True effective torque can come into play and a motor turning at 6 rpm may not produce sufficient torque to move a 5000 # vehicle at any velocity so a transfer cases of some sort may in fact be necessary and unless Scout goes portals or wheel motors then like every other EV the electric motor and battery pack will simply replace the ICE and fuel tank in an otherwise drab and unsophisticated drivetrain - which with a granny gear will give us crawl mode

Keep in.mind an electric motor can run the same forwsrd or backwards so some stop has to be involved that prevents us from driving 90 mph on reverse
I'm aware of all that.
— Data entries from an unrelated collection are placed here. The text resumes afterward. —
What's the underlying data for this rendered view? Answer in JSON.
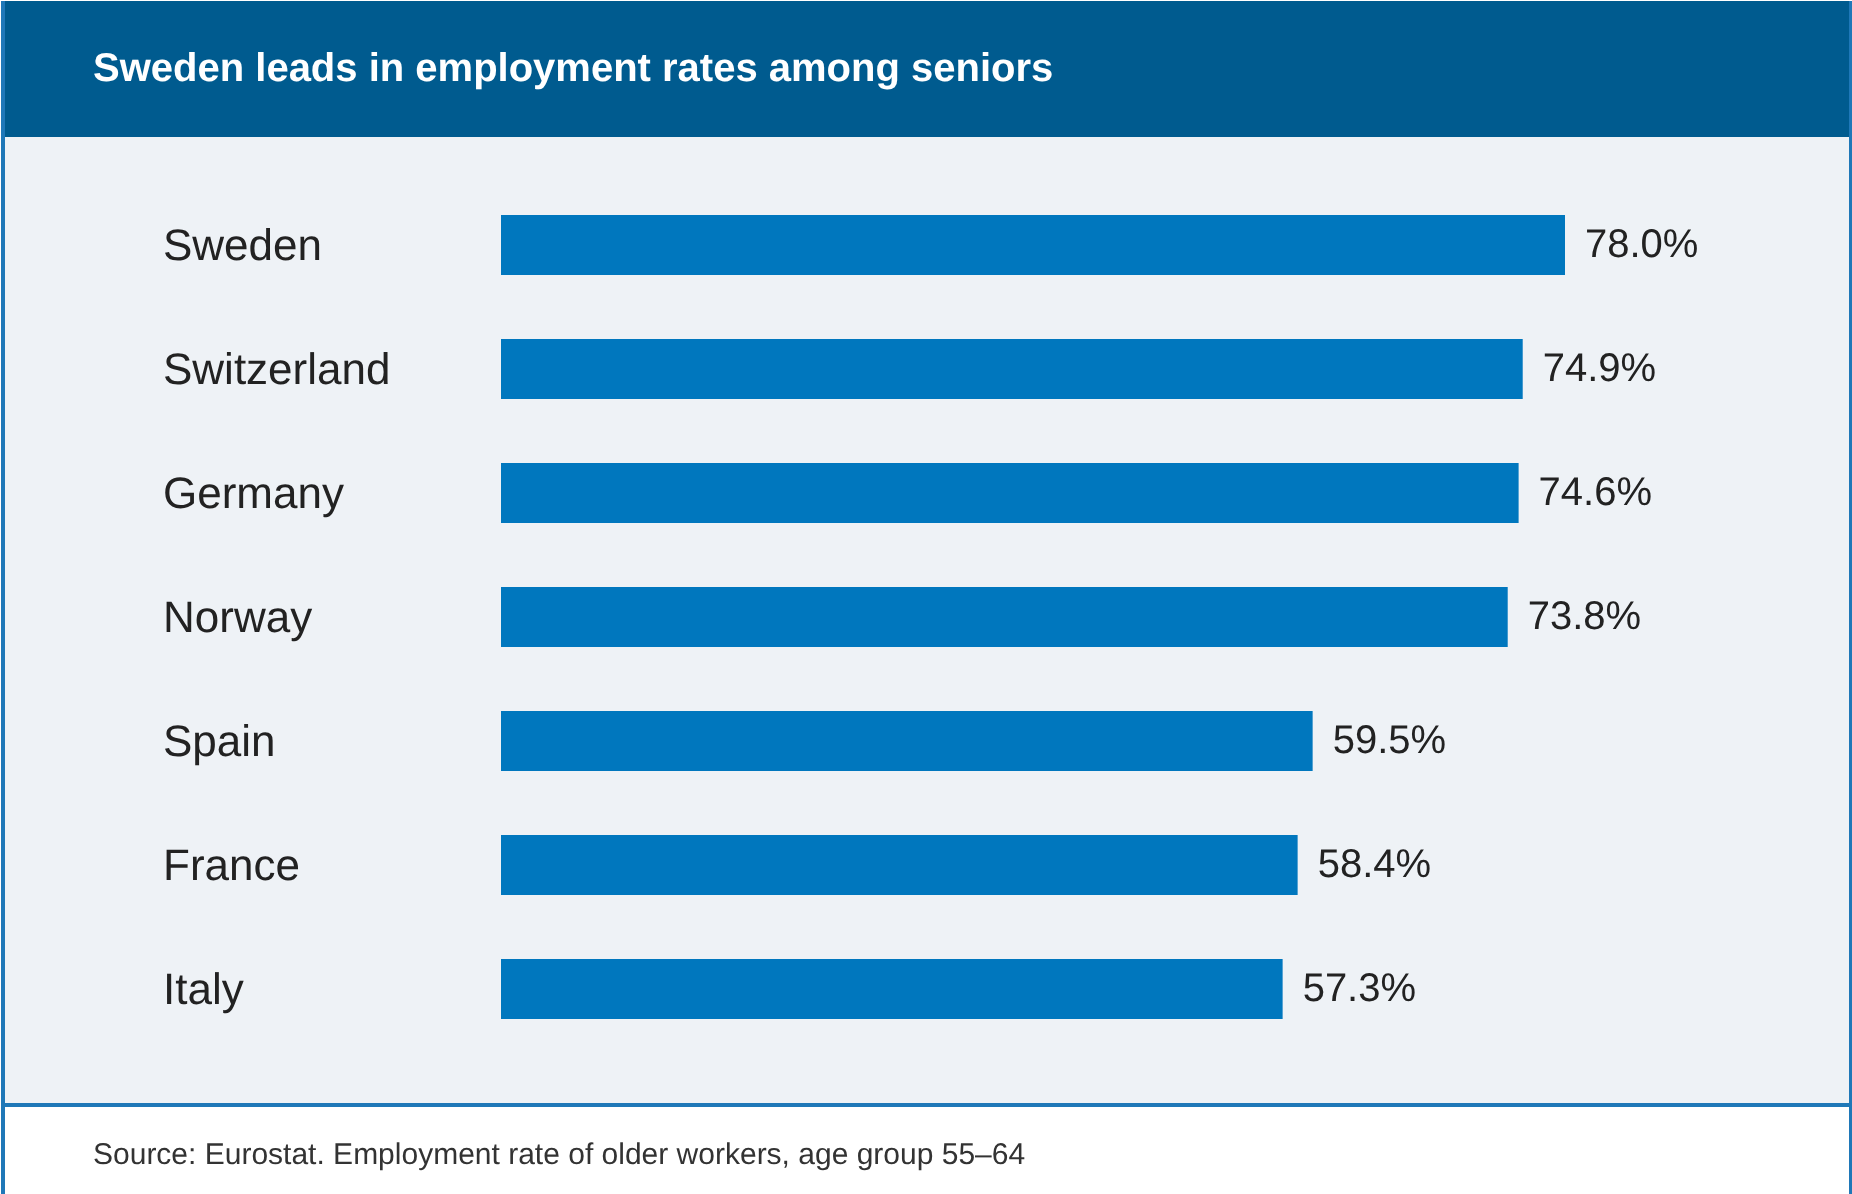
{
  "chart_data": {
    "type": "bar",
    "orientation": "horizontal",
    "title": "Sweden leads in employment rates among seniors",
    "categories": [
      "Sweden",
      "Switzerland",
      "Germany",
      "Norway",
      "Spain",
      "France",
      "Italy"
    ],
    "values": [
      78.0,
      74.9,
      74.6,
      73.8,
      59.5,
      58.4,
      57.3
    ],
    "value_labels": [
      "78.0%",
      "74.9%",
      "74.6%",
      "73.8%",
      "59.5%",
      "58.4%",
      "57.3%"
    ],
    "color": "#0077be",
    "annotations": [
      "Source: Eurostat. Employment rate of older workers, age group 55–64"
    ]
  }
}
The CRAWL would have to be a computer controlled selection that would adjust the torque to maintain the slow speed as it navigates the obstacles of rough terrain. In my case with a 1200' driveway with grades up to 12% it does a fine job of keeping control when being pushed by a trailer with a Scout loaded. I don't have to ride the brakes, and can concentrate on navigating the curves so that the trailer stays on the pavement.
 
What could be convenient for hard core offroaders would be walk beside mode like found with several electric bicycles. 3-6 mph. Get to a sketchy place on the trail and command the vehicle at snail pace from outside
 
What could be convenient for hard core offroaders would be walk beside mode like found with several electric bicycles. 3-6 mph. Get to a sketchy place on the trail and command the vehicle at snail pace from outside
Well, actually I've done that repeatedly. Not on sketchy trails but my own driveway. It is 1200ft long running up a mountainside and has 10% grades plus turns. Back in the 60s and 70s before we had the $$ to get it paved it was a constant battle with washouts vs. rake and shovel work to maintain a drivable surface. The final step each time was to weigh down our Scout 80 and use it to compact the surface. I'd put it in LL and adjust the hand throttle to a walk, then hop out and reach in for the steering wheel to guide the wheels to make a 1/3 or 1/2 overlap with each pass. Uphill only, never trusted it for going down even though it didn't misbehave when I was behind the wheel.